I have been doing an experiment, and I needed to calculate the value of η for a diode.
The value should be between 0.5 and 1.0...
The value for alpha obtained is 20.

Homework Equations

αV=ηeV/kT
Where k is Boltzmann’s constant, eV is the electron volt, T is temperature.
I=I(0)(e^αV) (neglecting the minus 1)

The Attempt at a Solution

I don't really understand how η can be a constant seeming V is a variable.

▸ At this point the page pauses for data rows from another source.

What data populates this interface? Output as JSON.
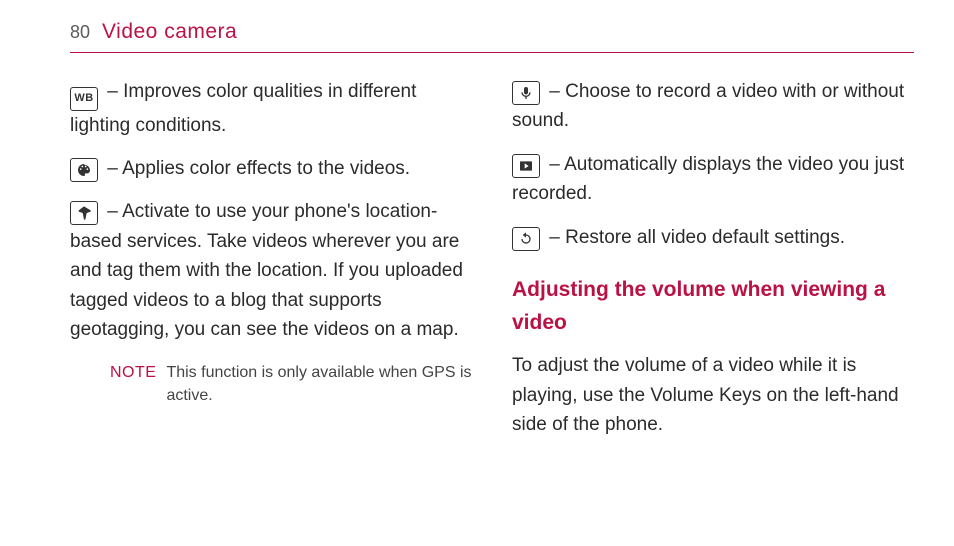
{
  "header": {
    "page_number": "80",
    "title": "Video camera"
  },
  "left": {
    "items": [
      {
        "icon": "wb-icon",
        "text": " – Improves color qualities in different lighting conditions."
      },
      {
        "icon": "palette-icon",
        "text": " – Applies color effects to the videos."
      },
      {
        "icon": "geotag-icon",
        "text": " – Activate to use your phone's location-based services. Take videos wherever you are and tag them with the location. If you uploaded tagged videos to a blog that supports geotagging, you can see the videos on a map."
      }
    ],
    "note_label": "NOTE",
    "note_text": "This function is only available when GPS is active."
  },
  "right": {
    "items": [
      {
        "icon": "mic-icon",
        "text": " – Choose to record a video with or without sound."
      },
      {
        "icon": "play-icon",
        "text": " – Automatically displays the video you just recorded."
      },
      {
        "icon": "reset-icon",
        "text": " – Restore all video default settings."
      }
    ],
    "heading": "Adjusting the volume when viewing a video",
    "body": "To adjust the volume of a video while it is playing, use the Volume Keys on the left-hand side of the phone."
  }
}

The values of the temperature where never recorded (never asked for in the experiment), so do i assume T = 298K? What voltage do i choose to associate that with? the average?
As by doing that i get 0.33 for η, outside the acceptable range where the range of voltages taken where between 0.8 and 0.5 (so i let v=0.65).
Even if i choose v=0.8, it's still less than 0.5 because v would have to be greater than 1.

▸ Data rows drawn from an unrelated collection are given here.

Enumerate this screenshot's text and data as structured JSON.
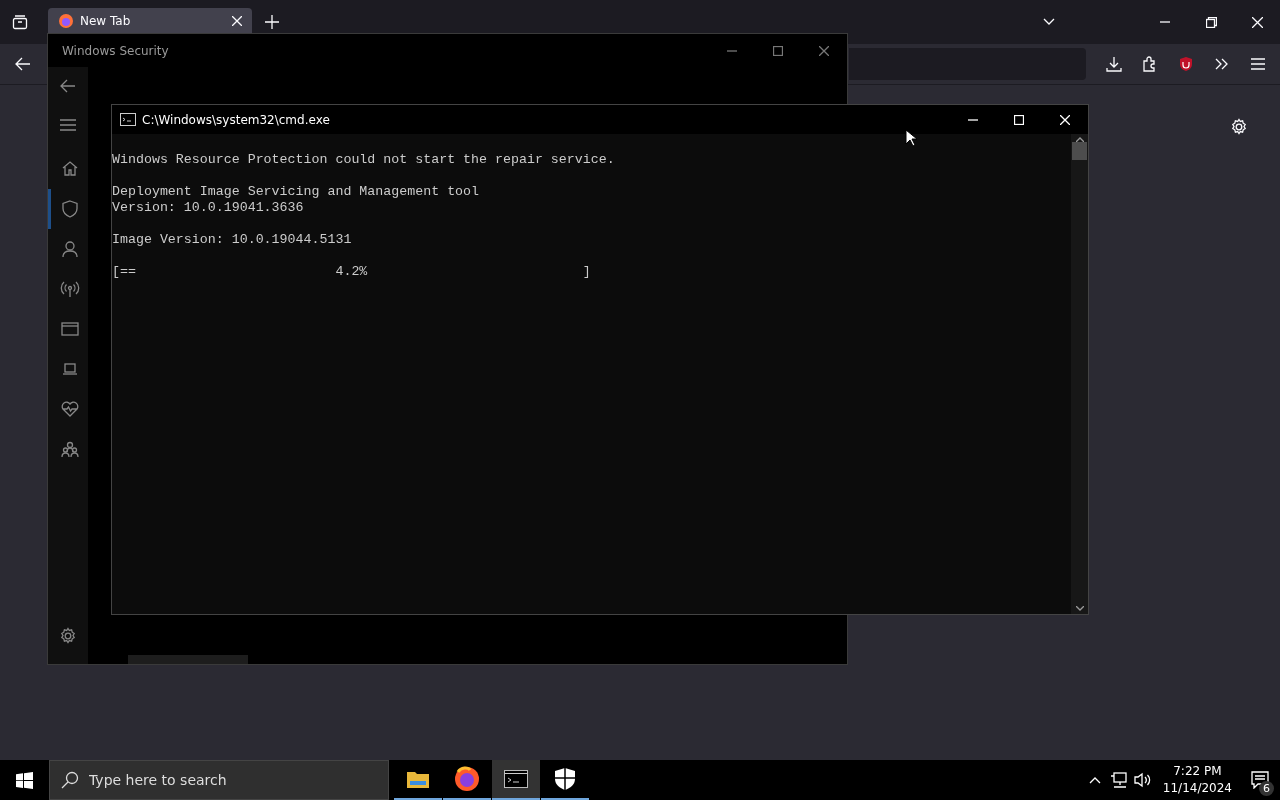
{
  "browser": {
    "tabs": [
      {
        "label": "New Tab",
        "selected": true
      }
    ]
  },
  "security_window": {
    "title": "Windows Security",
    "nav": [
      {
        "kind": "home",
        "selected": false
      },
      {
        "kind": "shield",
        "selected": true
      },
      {
        "kind": "person",
        "selected": false
      },
      {
        "kind": "wireless",
        "selected": false
      },
      {
        "kind": "browser",
        "selected": false
      },
      {
        "kind": "laptop",
        "selected": false
      },
      {
        "kind": "heart",
        "selected": false
      },
      {
        "kind": "family",
        "selected": false
      }
    ]
  },
  "cmd_window": {
    "title": "C:\\Windows\\system32\\cmd.exe",
    "blocks": [
      [
        "Windows Resource Protection could not start the repair service."
      ],
      [
        "Deployment Image Servicing and Management tool",
        "Version: 10.0.19041.3636"
      ],
      [
        "Image Version: 10.0.19044.5131"
      ],
      [
        "[==                         4.2%                           ]"
      ]
    ]
  },
  "taskbar": {
    "search": {
      "placeholder": "Type here to search"
    },
    "apps": [
      {
        "kind": "folder",
        "selected": false
      },
      {
        "kind": "browser",
        "selected": false
      },
      {
        "kind": "terminal",
        "selected": true
      },
      {
        "kind": "shield",
        "selected": false
      }
    ],
    "clock": {
      "time": "7:22 PM",
      "date": "11/14/2024"
    },
    "notifications": {
      "count": "6"
    }
  }
}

The values we were asked to gather were between 0.5 and 0.8 v anyway, so that cannot be wrong. Alpha is defiantly correct as i drew it by hand and plotted it on origin. So currently either 0.33 is correct despite not being in the range, or I’m using the wrong values of V in my calculation (or T).

Hope you can advice me :)

 

[gneill]

αV=ηeV/kT
Where k is Boltzmann’s constant, eV is the electron volt, T is temperature.
I=I(0)(e^αV) (neglecting the minus 1)

The Attempt at a Solution

I don't really understand how η can be a constant seeming V is a variable. The values of the temperature where never recorded (never asked for in the experiment), so do i assume T = 298K? What voltage do i choose to associate that with? the average?
As by doing that i get 0.33 for η, outside the acceptable range where the range of voltages taken where between 0.8 and 0.5 (so i let v=0.65).
Even if i choose v=0.8, it's still less than 0.5 because v would have to be greater than 1.

I think you may be confusing the diode voltage V with the unit V. In your expression for α:

αV = ηeV/kT

the V is the unit [V], yielding the value for α to be : α = ηeV/(kTV)

The volt unit is in the denominator of the expression so that when α multiplies the diode voltage (let's call it V_d), the result is unitless. This is required for the parameter of the exponential function to be unitless.

Your expression for the current is then

Id = I_s e^αV_d

The value of α should be approximately η * 38.68 V^-1

300K is a commonly used temperature for semiconductor testing.

 

[jono90one]

Ohh i see where i went wrong lol. I now get 0.518 for the value of eta :D

Thanks!